Do you see the flyovers? They may not be world class; they may have been built across roads that were not designed for flyovers. But you will surely agree that they have eased the traffic to a considerable extent. Remember they were built in record time during the previous government.

As the cab moves on I find it amazing that all the roads, even by- lanes, are smooth without potholes. The boards and signals indicating the names of the roads are bold and big and mercifully in English too, that will relieve an outsider. Oh, by the way, you have to know the Kannada script to travel in Bangalore. If you are lost, it is your problem. The road signs on the roads and on the buses are written in Kannada only.

My heart becomes heavy with regret for having left Chennai. After moving to Bangalore I had almost forgotten that roads could be without potholes. That any flyover started by the government would ever be completed. BSP — Bijili (electricity), Sadak (road), Paani (water) — still remains the slogan of all elections. I think it is only Tamil Nadu that is focused on fulfilling the promise among the southern states.

The detractors of Jayalalithaa have only to shift to Bangalore to turn into her ardent supporters in no time. At least regarding matters of governance. Governance — the most sustaining factor in the relationship between the State and the public. What is governance? It is something not covered by the traditional term ‘government’. It springs from a genuine desire to improve the living conditions of the public; to respect the rights of the people for better life, enhance environmental protection and deepen confidence in government and public administration.

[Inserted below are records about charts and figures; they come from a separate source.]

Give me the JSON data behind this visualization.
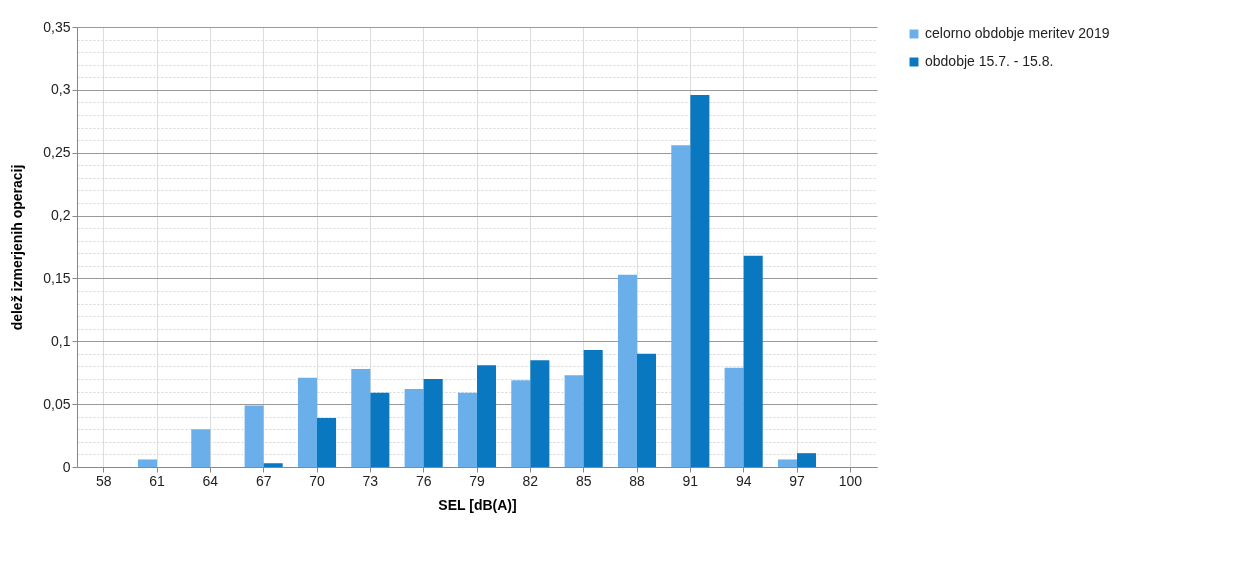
{
  "chart_data": {
    "type": "bar",
    "xlabel": "SEL [dB(A)]",
    "ylabel": "delež izmerjenih operacij",
    "categories": [
      "58",
      "61",
      "64",
      "67",
      "70",
      "73",
      "76",
      "79",
      "82",
      "85",
      "88",
      "91",
      "94",
      "97",
      "100"
    ],
    "series": [
      {
        "name": "celorno obdobje meritev 2019",
        "color": "#6aaeea",
        "values": [
          0,
          0.006,
          0.03,
          0.049,
          0.071,
          0.078,
          0.062,
          0.059,
          0.069,
          0.073,
          0.153,
          0.256,
          0.079,
          0.006,
          0
        ]
      },
      {
        "name": "obdobje 15.7. - 15.8.",
        "color": "#0a78c0",
        "values": [
          0,
          0,
          0,
          0.003,
          0.039,
          0.059,
          0.07,
          0.081,
          0.085,
          0.093,
          0.09,
          0.296,
          0.168,
          0.011,
          0
        ]
      }
    ],
    "ylim": [
      0,
      0.35
    ],
    "yticks": [
      {
        "value": 0,
        "label": "0"
      },
      {
        "value": 0.01,
        "label": null
      },
      {
        "value": 0.02,
        "label": null
      },
      {
        "value": 0.03,
        "label": null
      },
      {
        "value": 0.04,
        "label": null
      },
      {
        "value": 0.05,
        "label": "0,05"
      },
      {
        "value": 0.06,
        "label": null
      },
      {
        "value": 0.07,
        "label": null
      },
      {
        "value": 0.08,
        "label": null
      },
      {
        "value": 0.09,
        "label": null
      },
      {
        "value": 0.1,
        "label": "0,1"
      },
      {
        "value": 0.11,
        "label": null
      },
      {
        "value": 0.12,
        "label": null
      },
      {
        "value": 0.13,
        "label": null
      },
      {
        "value": 0.14,
        "label": null
      },
      {
        "value": 0.15,
        "label": "0,15"
      },
      {
        "value": 0.16,
        "label": null
      },
      {
        "value": 0.17,
        "label": null
      },
      {
        "value": 0.18,
        "label": null
      },
      {
        "value": 0.19,
        "label": null
      },
      {
        "value": 0.2,
        "label": "0,2"
      },
      {
        "value": 0.21,
        "label": null
      },
      {
        "value": 0.22,
        "label": null
      },
      {
        "value": 0.23,
        "label": null
      },
      {
        "value": 0.24,
        "label": null
      },
      {
        "value": 0.25,
        "label": "0,25"
      },
      {
        "value": 0.26,
        "label": null
      },
      {
        "value": 0.27,
        "label": null
      },
      {
        "value": 0.28,
        "label": null
      },
      {
        "value": 0.29,
        "label": null
      },
      {
        "value": 0.3,
        "label": "0,3"
      },
      {
        "value": 0.31,
        "label": null
      },
      {
        "value": 0.32,
        "label": null
      },
      {
        "value": 0.33,
        "label": null
      },
      {
        "value": 0.34,
        "label": null
      },
      {
        "value": 0.35,
        "label": "0,35"
      }
    ],
    "grid": true,
    "legend": "right"
  }
}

What is missing in Bangalore as it fights to retain its India’s Silicon Valley tag? Good, smart governance. Bangalore, we are told ‘‘became a victim of its own success’’. The exploding growth of Bangalore as an IT hotspot has not gone hand in hand with infrastructural facilities.

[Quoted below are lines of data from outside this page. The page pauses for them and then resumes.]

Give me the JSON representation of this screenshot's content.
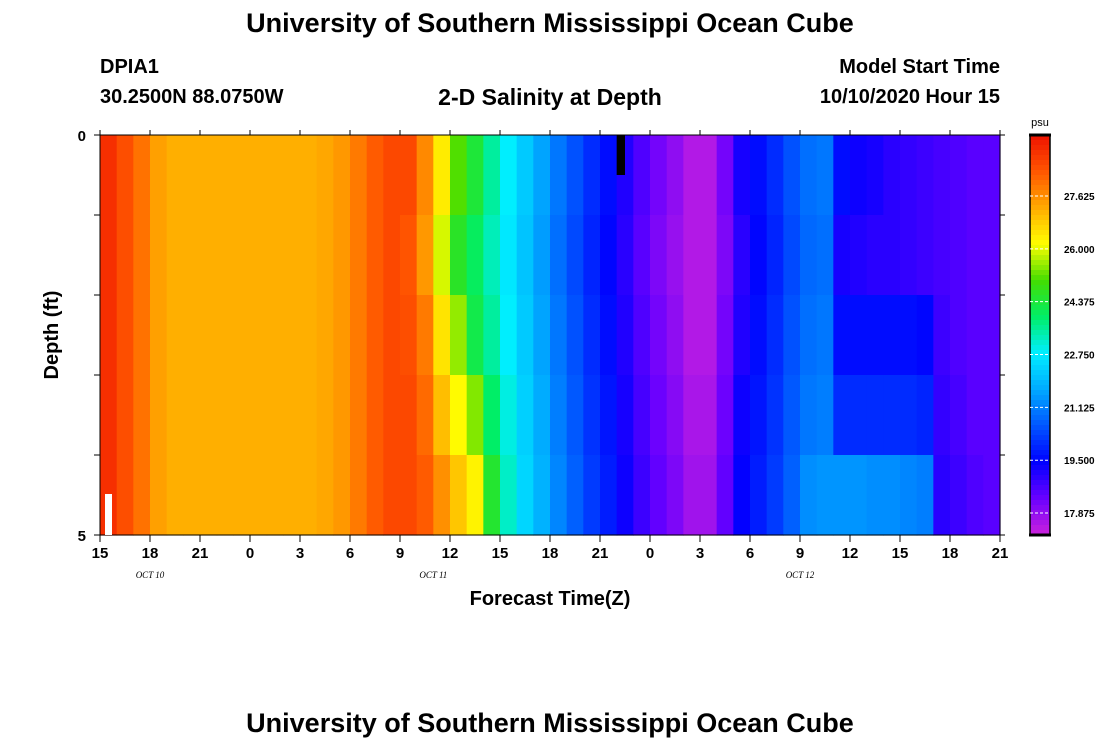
{
  "header": {
    "title": "University of Southern Mississippi Ocean Cube",
    "station_id": "DPIA1",
    "coords": "30.2500N 88.0750W",
    "subtitle": "2-D Salinity at Depth",
    "model_start_label": "Model Start Time",
    "model_start_value": "10/10/2020 Hour 15"
  },
  "footer": {
    "title": "University of Southern Mississippi Ocean Cube"
  },
  "chart_data": {
    "type": "heatmap",
    "xlabel": "Forecast Time(Z)",
    "ylabel": "Depth (ft)",
    "ylim": [
      0,
      5
    ],
    "y_ticks": [
      "0",
      "5"
    ],
    "x_ticks": [
      "15",
      "18",
      "21",
      "0",
      "3",
      "6",
      "9",
      "12",
      "15",
      "18",
      "21",
      "0",
      "3",
      "6",
      "9",
      "12",
      "15",
      "18",
      "21"
    ],
    "date_labels": [
      {
        "hour_index": 3,
        "label": "OCT 10"
      },
      {
        "hour_index": 20,
        "label": "OCT 11"
      },
      {
        "hour_index": 42,
        "label": "OCT 12"
      }
    ],
    "start_hour": 15,
    "forecast_hours": 54,
    "depth_layers": 5,
    "colorbar": {
      "unit": "psu",
      "min": 17.2,
      "max": 29.5,
      "ticks": [
        "27.625",
        "26.000",
        "24.375",
        "22.750",
        "21.125",
        "19.500",
        "17.875"
      ],
      "colors": [
        "#cc22dd",
        "#6a00ff",
        "#0000ff",
        "#0055ff",
        "#00aaff",
        "#00eeff",
        "#00ee66",
        "#44dd00",
        "#ffff00",
        "#ffaa00",
        "#ff5500",
        "#ee1100"
      ]
    },
    "salinity": [
      [
        29.0,
        28.5,
        28.0,
        27.4,
        27.2,
        27.2,
        27.2,
        27.2,
        27.2,
        27.2,
        27.2,
        27.2,
        27.2,
        27.3,
        27.5,
        27.9,
        28.3,
        28.6,
        28.6,
        27.7,
        26.4,
        25.1,
        24.4,
        23.5,
        22.8,
        22.2,
        21.6,
        21.0,
        20.5,
        20.0,
        19.6,
        19.1,
        18.6,
        18.2,
        17.9,
        17.5,
        17.5,
        18.2,
        19.2,
        19.6,
        20.0,
        20.5,
        20.9,
        21.0,
        19.6,
        19.3,
        19.2,
        19.0,
        18.9,
        18.8,
        18.7,
        18.6,
        18.5,
        18.5
      ],
      [
        29.0,
        28.5,
        28.0,
        27.4,
        27.2,
        27.2,
        27.2,
        27.2,
        27.2,
        27.2,
        27.2,
        27.2,
        27.2,
        27.3,
        27.5,
        27.9,
        28.3,
        28.6,
        28.4,
        27.5,
        25.9,
        24.6,
        24.0,
        23.3,
        22.7,
        22.1,
        21.5,
        20.9,
        20.4,
        19.9,
        19.5,
        19.0,
        18.5,
        18.1,
        17.8,
        17.5,
        17.5,
        18.1,
        19.0,
        19.5,
        19.9,
        20.4,
        20.8,
        20.9,
        19.2,
        19.1,
        19.0,
        19.0,
        18.9,
        18.8,
        18.7,
        18.6,
        18.5,
        18.5
      ],
      [
        29.0,
        28.5,
        28.0,
        27.4,
        27.2,
        27.2,
        27.2,
        27.2,
        27.2,
        27.2,
        27.2,
        27.2,
        27.2,
        27.3,
        27.5,
        27.9,
        28.3,
        28.6,
        28.5,
        27.9,
        26.5,
        25.5,
        24.2,
        23.5,
        22.8,
        22.2,
        21.6,
        21.0,
        20.5,
        20.0,
        19.6,
        19.1,
        18.6,
        18.2,
        17.9,
        17.5,
        17.5,
        18.2,
        19.1,
        19.6,
        20.0,
        20.5,
        20.9,
        21.0,
        19.6,
        19.6,
        19.6,
        19.6,
        19.6,
        19.5,
        18.8,
        18.6,
        18.5,
        18.5
      ],
      [
        29.0,
        28.5,
        28.0,
        27.4,
        27.2,
        27.2,
        27.2,
        27.2,
        27.2,
        27.2,
        27.2,
        27.2,
        27.2,
        27.3,
        27.5,
        27.9,
        28.3,
        28.6,
        28.6,
        28.1,
        27.0,
        26.2,
        25.4,
        23.9,
        23.0,
        22.3,
        21.7,
        21.1,
        20.6,
        20.1,
        19.7,
        19.2,
        18.7,
        18.3,
        18.0,
        17.6,
        17.6,
        18.3,
        19.3,
        19.7,
        20.1,
        20.6,
        21.0,
        21.1,
        20.0,
        20.0,
        20.0,
        20.0,
        20.0,
        19.9,
        18.9,
        18.7,
        18.5,
        18.5
      ],
      [
        29.0,
        28.5,
        28.0,
        27.4,
        27.2,
        27.2,
        27.2,
        27.2,
        27.2,
        27.2,
        27.2,
        27.2,
        27.2,
        27.3,
        27.5,
        27.9,
        28.3,
        28.6,
        28.6,
        28.3,
        27.6,
        26.9,
        26.3,
        24.5,
        23.2,
        22.4,
        21.8,
        21.2,
        20.7,
        20.2,
        19.8,
        19.3,
        18.8,
        18.4,
        18.1,
        17.7,
        17.7,
        18.4,
        19.4,
        19.8,
        20.2,
        20.7,
        21.3,
        21.4,
        21.4,
        21.4,
        21.3,
        21.3,
        21.2,
        21.1,
        19.0,
        18.8,
        18.6,
        18.5
      ]
    ]
  }
}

Whose fault is it? What measures did the State government devise to tackle the situation when Bangalore was bursting at the seams? Why do we not see any one with a vision or even dedication to duty and commitment to the taxpayer? ‘‘We believe the problems are serious,’’ said Azim Premji, Chairman of Wipro Ltd, three years ago. The situation is worse today as the problems persist and the IT companies are seriously thinking of moving house. They even want to look outside Karnataka for expansion, sick of the lack of smart governance here. The PWD Minister can only blame the IT industry for the chaos. And the Chief Minister is always on the defence with — ‘‘Bangalore cannot become Singapore’’.

Why can’t it even compete with Chennai?

-Vaasanthi

3 Comments:

At Friday, February 25, 2005 at 12:05:00 AM GMT+5:30, Anonymous Anonymous said...

Vaasanthi, Please go back to Chennai and take other Chennai lovers. Go back to the can't live without AC, garbage smell all over, buy your drinking water city. Thanks.

 
At Friday, February 25, 2005 at 9:50:00 AM GMT+5:30, Anonymous Anonymous said...

Well said guys.
Vaasanthi madam, bangalore is the only city where you can find people talking in all south indian languages. Its not only because of outsiders, even kannadigas speak telugu, tamil, hindi and obviously english and we bangaloreans are atleast proud of that. But not the same in case of chennai. Our city creates such a atmosphere that you wont feel alienised. And one thing you cannot compare one indian city with the other, as all the cities in india are facing these basic problems like infrastructure, transport etc.

 
At Friday, February 25, 2005 at 9:57:00 AM GMT+5:30, Anonymous Anonymous said...

Excuse me vaasanthi, please behave like an indian. I think you would make similar comments on chennai if you move to some other countries like US, UK etc.